Amelia watched him turn to the doorway, where Rudi was looking out at the yard. She brought the big pistol out of her skirt.
"Three left," Rudi said. He waved to Yaro, over there in the door in the sally port gate. Yaro waved back, pushed the gate open and started across the parade grounds with the horses.
"Now I lead," Fuentes was saying, looking out the door and gesturing. "That direction. The archway there, the big doors open like an entrance to a church? We go in there and follow the first corridor we come to. It leads to the guard rooms torture rooms and dungeons. All right? I think the three Guardia we have left will be in there, somewhere. Maybe two sleeping, the ones on duty last night, and another one with the keys near the prisoners."
"They might have heard us," Rudi said.
Fuentes didn't think so. "Maybe. But these walls, man, are thick." He looked at Amelia. "Three years I didn't hear nothing in there until they open the cell. Now you're ready?"
Amelia nodded and Fuentes stared at her a few moments before turning and going out.

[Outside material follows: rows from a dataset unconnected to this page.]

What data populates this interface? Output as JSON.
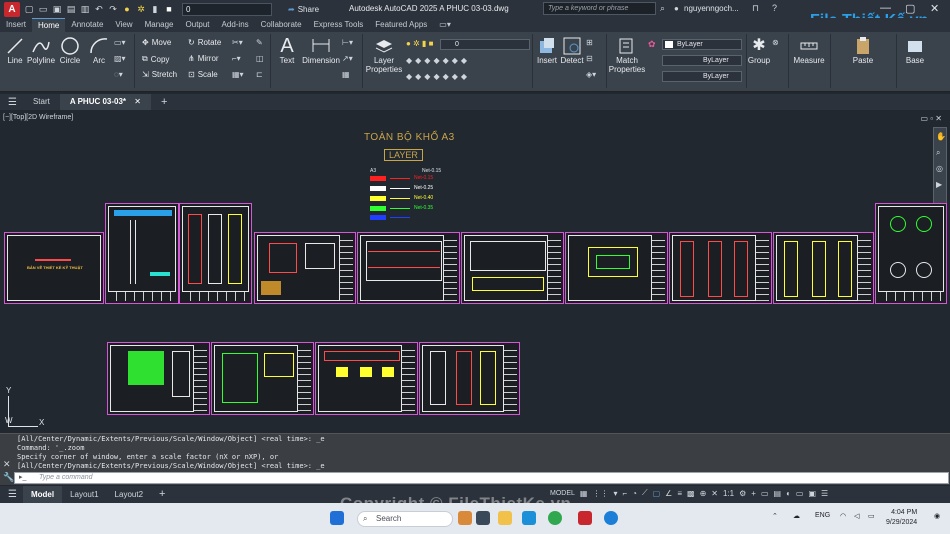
{
  "titlebar": {
    "app_letter": "A",
    "layer_value": "0",
    "share_label": "Share",
    "title": "Autodesk AutoCAD 2025    A PHUC 03-03.dwg",
    "search_placeholder": "Type a keyword or phrase",
    "user": "nguyenngoch...",
    "minimize": "—",
    "maximize": "▢",
    "close": "✕"
  },
  "ribbon_tabs": [
    "Insert",
    "Home",
    "Annotate",
    "View",
    "Manage",
    "Output",
    "Add-ins",
    "Collaborate",
    "Express Tools",
    "Featured Apps"
  ],
  "ribbon": {
    "line": "Line",
    "polyline": "Polyline",
    "circle": "Circle",
    "arc": "Arc",
    "move": "Move",
    "rotate": "Rotate",
    "copy": "Copy",
    "mirror": "Mirror",
    "stretch": "Stretch",
    "scale": "Scale",
    "text": "Text",
    "dimension": "Dimension",
    "layer_properties": "Layer Properties",
    "layer_combo": "0",
    "insert": "Insert",
    "detect": "Detect",
    "match_properties": "Match Properties",
    "bylayer_color": "ByLayer",
    "bylayer_line1": "ByLayer",
    "bylayer_line2": "ByLayer",
    "group": "Group",
    "measure": "Measure",
    "paste": "Paste",
    "base": "Base"
  },
  "file_tabs": {
    "start": "Start",
    "active": "A PHUC 03-03*",
    "add": "+"
  },
  "viewport": {
    "label": "[−][Top][2D Wireframe]",
    "heading": "TOÀN BỘ KHỔ A3",
    "layer_box": "LAYER",
    "legend_header_left": "A3",
    "legend_header_right": "Net-0.15",
    "legend": [
      {
        "color": "#ff2020",
        "label": "Net-0.15"
      },
      {
        "color": "#ffffff",
        "label": "Net-0.25"
      },
      {
        "color": "#ffff30",
        "label": "Net-0.40"
      },
      {
        "color": "#30ff30",
        "label": "Net-0.35"
      },
      {
        "color": "#2040ff",
        "label": ""
      }
    ],
    "cover_title": "BẢN VẼ THIẾT KẾ KỸ THUẬT",
    "axis_x": "X",
    "axis_y": "Y",
    "axis_w": "W",
    "view_tools": "▭  ▫  ✕"
  },
  "command": {
    "lines": [
      "[All/Center/Dynamic/Extents/Previous/Scale/Window/Object] <real time>: _e",
      "Command: '_.zoom",
      "Specify corner of window, enter a scale factor (nX or nXP), or",
      "[All/Center/Dynamic/Extents/Previous/Scale/Window/Object] <real time>: _e"
    ],
    "input_placeholder": "Type a command"
  },
  "status": {
    "tabs": [
      "Model",
      "Layout1",
      "Layout2"
    ],
    "add": "+",
    "model_label": "MODEL",
    "scale": "1:1"
  },
  "taskbar": {
    "search": "Search",
    "lang": "ENG",
    "time": "4:04 PM",
    "date": "9/29/2024"
  },
  "watermark": {
    "logo": "File Thiết Kế.vn",
    "copyright": "Copyright © FileThietKe.vn"
  },
  "colors": {
    "sheet_border": "#d657d6",
    "accent": "#5b9bd5",
    "heading": "#c9a54a"
  }
}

Yaro had the horses across the yard and was through the archway before they reached it. Fuentes told him to get the Mausers from the room of the domino players, cover them with something. Yaro nodded. Now he pressed one finger to his lips and Amelia saw the blood on his hands.
They moved along this roadway through the fortress until they came to the first corridor and looked down the length of it, dimly lit with coal oil lanterns every ten meters or so. Fuentes motioned and they followed him, Amelia holding the grip of the big revolver in both hands. They came to doors that stood open and looked into bare rooms. At the first closed door Rudi pa; essed the latch and inched the door open enough to see a man asleep on a cot with an iron frame, the man lying on his back, his mouth open. Amelia, close to one side of the doorway, could hear him snoring. She watched Rudi ease the door open a little more, raise the machete in front of him and go in.

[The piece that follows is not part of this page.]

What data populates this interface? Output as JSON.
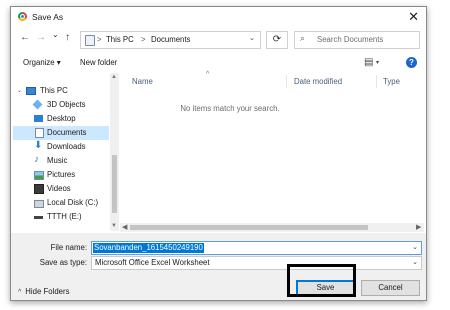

Fuentes stood on the other side of the doorway looking at her and she stared back at him waiting for the sound that would come, Amelia knowing the sound of a man being hacked with a machete, Fuentes holding her eyes she believed to test her, see how she accepted this. So when the sound came, the solid hacking, smacking sound of the blade striking a man's body, the gasp, the muffled cry cut off, she stepped into the doorway and watched Rudi Calvo raise the machete and hack down with it, the blade rising, falling, the man twisting in the bed, arms raised to protect himself, the metal frame scraping on the stone floor, Rudi grunting with the effort. When he had finished the Guardia and searched him for keys, he came toward them shaking his head.
Amelia said to Fuentes, "Two left," and saw in his eyes an expression she thought of as love.
They moved past the iron doors of cells and found the Guardia with the keys in an office no bigger than a closet, at the end of the corridor. Rudi put his revolver on the man and asked him to step out.
The canvas chair Tavalera had sat in was still in the cell; but since it was the only chair neither one would take it while the other had to sit on the damp floor. Tyler would say, Go on, sit in it." And Virgil would say, "No, you." They had become good friends since their meeting in El Morro, having no choice but to be together. They sat against the same blackened stone wall, legs stretched out, watching spiders and sometimes roaches appear and scurry around, the two patient in front of each other, waiting for whatever would happen next. They talked all the time, Tyler asking Virgil now if he'd ever shot a man.